The Vikings wouldn't have beaten the Saints without him. Six of his seven receptions moved the chains during scoring drives, and four of them came on third down. With 129 yards, he had his first triple-digit total since Oct. 6 at New York and just the second of the season.

Seeing Thielen separate downfield from New Orleans cornerback Patrick Robinson in man-to-man coverage, Cousins let the ball fly from a clean pocket with Minnesota just across midfield and in control of the momentum. The pass came in for a perfect landing over Thielen's right shoulder for a basket catch he made look a lot easier than it was.

“As a competitor, when you have a bad play, all you want is to get the ball again and get going,” Thielen said, adding: “Everybody was positive. Everybody had my back.”

The vertical route Thielen ran was the same one Cousins overthrew on third-and-10 at Chicago on Sept. 29 with the Vikings trailing 7-0 in the first quarter near midfield. They lost 16-6, saw their record drop to 2-2 and found themselves in disarray, with Stefon Diggs so upset by the direction of the offense that he skipped two days of work, drawing a fine of more than $200,000.
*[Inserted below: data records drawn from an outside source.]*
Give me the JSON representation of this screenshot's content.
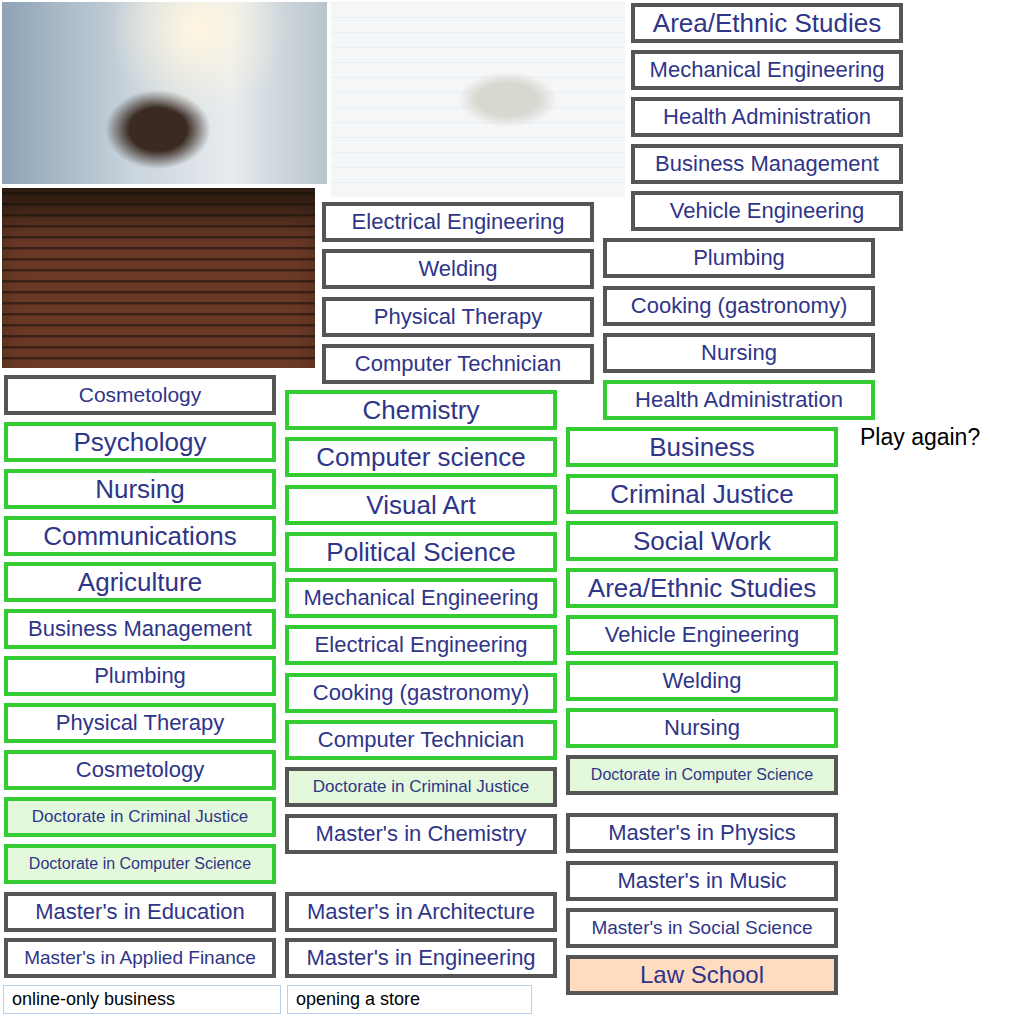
{
  "falling_tiles": [
    {
      "label": "Area/Ethnic Studies",
      "matched": false,
      "color": "#ffffff"
    },
    {
      "label": "Mechanical Engineering",
      "matched": false,
      "color": "#ffffff"
    },
    {
      "label": "Health Administration",
      "matched": false,
      "color": "#ffffff"
    },
    {
      "label": "Business Management",
      "matched": false,
      "color": "#ffffff"
    },
    {
      "label": "Vehicle Engineering",
      "matched": false,
      "color": "#ffffff"
    },
    {
      "label": "Electrical Engineering",
      "matched": false,
      "color": "#ffffff"
    },
    {
      "label": "Welding",
      "matched": false,
      "color": "#ffffff"
    },
    {
      "label": "Physical Therapy",
      "matched": false,
      "color": "#ffffff"
    },
    {
      "label": "Computer Technician",
      "matched": false,
      "color": "#ffffff"
    },
    {
      "label": "Plumbing",
      "matched": false,
      "color": "#ffffff"
    },
    {
      "label": "Cooking (gastronomy)",
      "matched": false,
      "color": "#ffffff"
    },
    {
      "label": "Nursing",
      "matched": false,
      "color": "#ffffff"
    },
    {
      "label": "Health Administration",
      "matched": true,
      "color": "#ffffff"
    }
  ],
  "stacks": [
    {
      "tiles": [
        {
          "label": "Cosmetology",
          "matched": false,
          "color": "#ffffff"
        },
        {
          "label": "Psychology",
          "matched": true,
          "color": "#ffffff"
        },
        {
          "label": "Nursing",
          "matched": true,
          "color": "#ffffff"
        },
        {
          "label": "Communications",
          "matched": true,
          "color": "#ffffff"
        },
        {
          "label": "Agriculture",
          "matched": true,
          "color": "#ffffff"
        },
        {
          "label": "Business Management",
          "matched": true,
          "color": "#ffffff"
        },
        {
          "label": "Plumbing",
          "matched": true,
          "color": "#ffffff"
        },
        {
          "label": "Physical Therapy",
          "matched": true,
          "color": "#ffffff"
        },
        {
          "label": "Cosmetology",
          "matched": true,
          "color": "#ffffff"
        },
        {
          "label": "Doctorate in Criminal Justice",
          "matched": true,
          "color": "#e4f9dc"
        },
        {
          "label": "Doctorate in Computer Science",
          "matched": true,
          "color": "#e4f9dc"
        },
        {
          "label": "Master's in Education",
          "matched": false,
          "color": "#ffffff"
        },
        {
          "label": "Master's in Applied Finance",
          "matched": false,
          "color": "#ffffff"
        }
      ]
    },
    {
      "tiles": [
        {
          "label": "Chemistry",
          "matched": true,
          "color": "#ffffff"
        },
        {
          "label": "Computer science",
          "matched": true,
          "color": "#ffffff"
        },
        {
          "label": "Visual Art",
          "matched": true,
          "color": "#ffffff"
        },
        {
          "label": "Political Science",
          "matched": true,
          "color": "#ffffff"
        },
        {
          "label": "Mechanical Engineering",
          "matched": true,
          "color": "#ffffff"
        },
        {
          "label": "Electrical Engineering",
          "matched": true,
          "color": "#ffffff"
        },
        {
          "label": "Cooking (gastronomy)",
          "matched": true,
          "color": "#ffffff"
        },
        {
          "label": "Computer Technician",
          "matched": true,
          "color": "#ffffff"
        },
        {
          "label": "Doctorate in Criminal Justice",
          "matched": false,
          "color": "#e4f9dc"
        },
        {
          "label": "Master's in Chemistry",
          "matched": false,
          "color": "#ffffff"
        },
        {
          "label": "Master's in Architecture",
          "matched": false,
          "color": "#ffffff"
        },
        {
          "label": "Master's in Engineering",
          "matched": false,
          "color": "#ffffff"
        }
      ]
    },
    {
      "tiles": [
        {
          "label": "Business",
          "matched": true,
          "color": "#ffffff"
        },
        {
          "label": "Criminal Justice",
          "matched": true,
          "color": "#ffffff"
        },
        {
          "label": "Social Work",
          "matched": true,
          "color": "#ffffff"
        },
        {
          "label": "Area/Ethnic Studies",
          "matched": true,
          "color": "#ffffff"
        },
        {
          "label": "Vehicle Engineering",
          "matched": true,
          "color": "#ffffff"
        },
        {
          "label": "Welding",
          "matched": true,
          "color": "#ffffff"
        },
        {
          "label": "Nursing",
          "matched": true,
          "color": "#ffffff"
        },
        {
          "label": "Doctorate in Computer Science",
          "matched": false,
          "color": "#e4f9dc"
        },
        {
          "label": "Master's in Physics",
          "matched": false,
          "color": "#ffffff"
        },
        {
          "label": "Master's in Music",
          "matched": false,
          "color": "#ffffff"
        },
        {
          "label": "Master's in Social Science",
          "matched": false,
          "color": "#ffffff"
        },
        {
          "label": "Law School",
          "matched": false,
          "color": "#ffdcbf"
        }
      ]
    }
  ],
  "play_again": "Play again?",
  "answer_options": [
    {
      "label": "online-only business"
    },
    {
      "label": "opening a store"
    }
  ]
}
Two weeks earlier during a 21-16 defeat at Green Bay, Cousins overthrew Diggs on that route, too, on a third-down play early in the fourth quarter from the Minnesota 39.

There was frustration evident at times in New Orleans, particularly after a three-and-out in the third quarter with the Vikings leading 13-10 when Diggs had to be calmed down on the sideline by running back Dalvin Cook and Cousins.

The offense, now 17 games into the scheme designed by adviser Gary Kubiak and directed by coordinator Kevin Stefanski, this time proved to be well-equipped to handle the setbacks. Just like Thielen learned more than seven years ago at Minnesota State.

"Any time you play well, you feel good and it's important, but if we had won and Adam had zero catches, I think we're all, in this locker room, OK with that, too,” Cousins said. “We'll throw the ball to whoever's open, whoever the plays are designed to go to, and whatever the defense does dictates where the ball goes. That's a big piece of it that I think you can't forget about. Many times, I wasn't expecting to go to Adam when the huddle was broke, but then the coverage dictates that that's where the ball goes.”